Media and Crime investigates the overlap between media, culture and crime. It focuses on the relevant theoretical perspectives that have shaped the fields of criminology and media studies, but also the impact that media theory and research has had on public understandings of crime and victimisation.
Racism, Crime and Disorder explores key issues surrounding racist harassment, crime and disorder. It introduces a range of theoretical perspectives on racism and identity, and relates these to the context of British society in the post 9/11 and 7/7 climates. The nature of multiculturalism, ethnicity and community are critically examined.
Psychology of 'Evil' explores the way that deviancy is socially constructed within society. In particular it takes a multi-disciplinary and critical approach, and seeks to investigate manifestations of 'evil' from psychological, socio-cultural, and historical perspectives. The way in which 'normality' and morality are constructed is considered by examining a range of illustrative topics including psychopathology, sexuality, crowd behaviour, genocide, and multiple homicide.

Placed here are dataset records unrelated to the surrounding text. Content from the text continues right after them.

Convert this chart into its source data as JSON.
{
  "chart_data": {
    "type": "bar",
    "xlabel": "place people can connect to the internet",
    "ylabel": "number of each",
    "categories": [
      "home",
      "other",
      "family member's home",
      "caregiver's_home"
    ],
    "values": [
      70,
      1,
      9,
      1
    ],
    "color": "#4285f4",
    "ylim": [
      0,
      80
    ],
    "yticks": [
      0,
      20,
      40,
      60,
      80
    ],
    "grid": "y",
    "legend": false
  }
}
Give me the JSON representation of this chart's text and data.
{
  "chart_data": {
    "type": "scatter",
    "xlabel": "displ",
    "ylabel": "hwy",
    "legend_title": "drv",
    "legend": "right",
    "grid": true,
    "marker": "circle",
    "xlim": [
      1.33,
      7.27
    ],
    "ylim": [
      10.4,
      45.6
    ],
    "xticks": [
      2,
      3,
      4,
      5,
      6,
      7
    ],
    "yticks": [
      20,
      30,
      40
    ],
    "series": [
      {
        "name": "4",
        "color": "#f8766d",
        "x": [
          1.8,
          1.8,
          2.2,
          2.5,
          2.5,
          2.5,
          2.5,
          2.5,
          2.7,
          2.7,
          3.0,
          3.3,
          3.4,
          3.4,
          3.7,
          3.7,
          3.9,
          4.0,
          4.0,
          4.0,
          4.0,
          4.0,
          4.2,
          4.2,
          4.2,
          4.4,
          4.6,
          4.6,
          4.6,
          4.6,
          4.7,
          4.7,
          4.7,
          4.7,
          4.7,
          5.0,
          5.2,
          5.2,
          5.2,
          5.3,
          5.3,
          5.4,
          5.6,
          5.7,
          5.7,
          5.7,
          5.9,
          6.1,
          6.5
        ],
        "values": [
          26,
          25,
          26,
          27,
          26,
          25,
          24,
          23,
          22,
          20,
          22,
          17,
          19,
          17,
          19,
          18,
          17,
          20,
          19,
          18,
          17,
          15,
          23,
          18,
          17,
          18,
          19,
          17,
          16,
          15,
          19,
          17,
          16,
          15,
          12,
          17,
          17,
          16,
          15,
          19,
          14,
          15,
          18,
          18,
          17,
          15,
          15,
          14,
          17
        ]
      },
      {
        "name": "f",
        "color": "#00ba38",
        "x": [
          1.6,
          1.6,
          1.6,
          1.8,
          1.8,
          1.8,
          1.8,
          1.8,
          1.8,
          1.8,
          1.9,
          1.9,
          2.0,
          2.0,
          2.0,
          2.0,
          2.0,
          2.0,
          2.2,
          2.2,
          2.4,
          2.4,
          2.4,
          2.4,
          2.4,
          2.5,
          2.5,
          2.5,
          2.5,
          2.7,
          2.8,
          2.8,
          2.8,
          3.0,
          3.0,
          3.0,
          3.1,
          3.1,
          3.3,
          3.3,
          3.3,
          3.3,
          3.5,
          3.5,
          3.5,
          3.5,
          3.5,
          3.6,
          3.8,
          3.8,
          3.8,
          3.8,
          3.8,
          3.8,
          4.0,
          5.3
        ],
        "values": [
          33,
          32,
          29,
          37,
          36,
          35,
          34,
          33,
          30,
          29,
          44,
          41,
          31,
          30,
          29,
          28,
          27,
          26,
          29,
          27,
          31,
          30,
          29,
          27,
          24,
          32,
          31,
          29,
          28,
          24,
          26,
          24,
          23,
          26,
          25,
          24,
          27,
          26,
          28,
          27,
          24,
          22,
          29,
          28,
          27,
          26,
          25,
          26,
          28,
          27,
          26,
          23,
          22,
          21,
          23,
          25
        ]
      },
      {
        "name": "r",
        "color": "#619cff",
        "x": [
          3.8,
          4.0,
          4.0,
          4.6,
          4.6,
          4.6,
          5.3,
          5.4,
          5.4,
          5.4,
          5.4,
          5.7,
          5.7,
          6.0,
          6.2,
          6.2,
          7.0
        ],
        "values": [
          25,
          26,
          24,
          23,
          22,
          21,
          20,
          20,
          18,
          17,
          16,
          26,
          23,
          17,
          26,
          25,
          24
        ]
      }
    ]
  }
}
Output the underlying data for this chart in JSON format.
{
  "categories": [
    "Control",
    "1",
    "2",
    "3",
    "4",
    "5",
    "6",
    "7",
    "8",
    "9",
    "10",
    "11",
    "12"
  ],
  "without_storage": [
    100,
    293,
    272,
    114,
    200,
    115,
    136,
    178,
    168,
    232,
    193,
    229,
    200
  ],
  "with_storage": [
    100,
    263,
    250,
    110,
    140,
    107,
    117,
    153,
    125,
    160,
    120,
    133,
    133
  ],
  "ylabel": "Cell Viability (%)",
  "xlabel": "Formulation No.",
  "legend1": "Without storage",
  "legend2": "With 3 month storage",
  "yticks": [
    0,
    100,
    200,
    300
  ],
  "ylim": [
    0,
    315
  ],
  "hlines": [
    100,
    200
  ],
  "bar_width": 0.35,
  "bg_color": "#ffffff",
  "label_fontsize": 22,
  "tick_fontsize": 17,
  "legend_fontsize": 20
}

Risk Management provides the students with a theoretical and practical resource for risk management within organisations, government and criminal justice.
Drugs and Crime focuses on the key issues that arise when attempting to deal with the problem of drug use, particularly in a criminal justice context. The module takes a multi-disciplined approach as it focuses on strategies of demand reduction and not simply strategies of reducing the supply of substances.
Responding to Terrorism explores the interpretation of, and response to, contemporary manifestations of terror and terrorism. Exploring similarities and differences between the ‘new’ terrorism and predecessor forms using examples and case studies, the module considers the organisational form and objectives of terrorist organisations, and the range of strategies available in response to the demands and challenges posed by terror in an era of globalisation.
Transnational Policing considers how combating the many forms of organised crime requires an efficient policing response at a European and international level. It examines the theoretical and practical operation of the many existing structures of police (and judicial) cooperation that currently exist between state and non-state sponsored organisations and agencies.
Surveillance and Society looks in detail at the nature, scale and extent of surveillance in modern societies. In particular it explores the way in which surveillance technologies are being used by governments and private organisations, their impact upon theories of social control and security, and the protection of civil liberties and human rights.
Please note: some modules may not be available every year and not all modules are available across both semesters.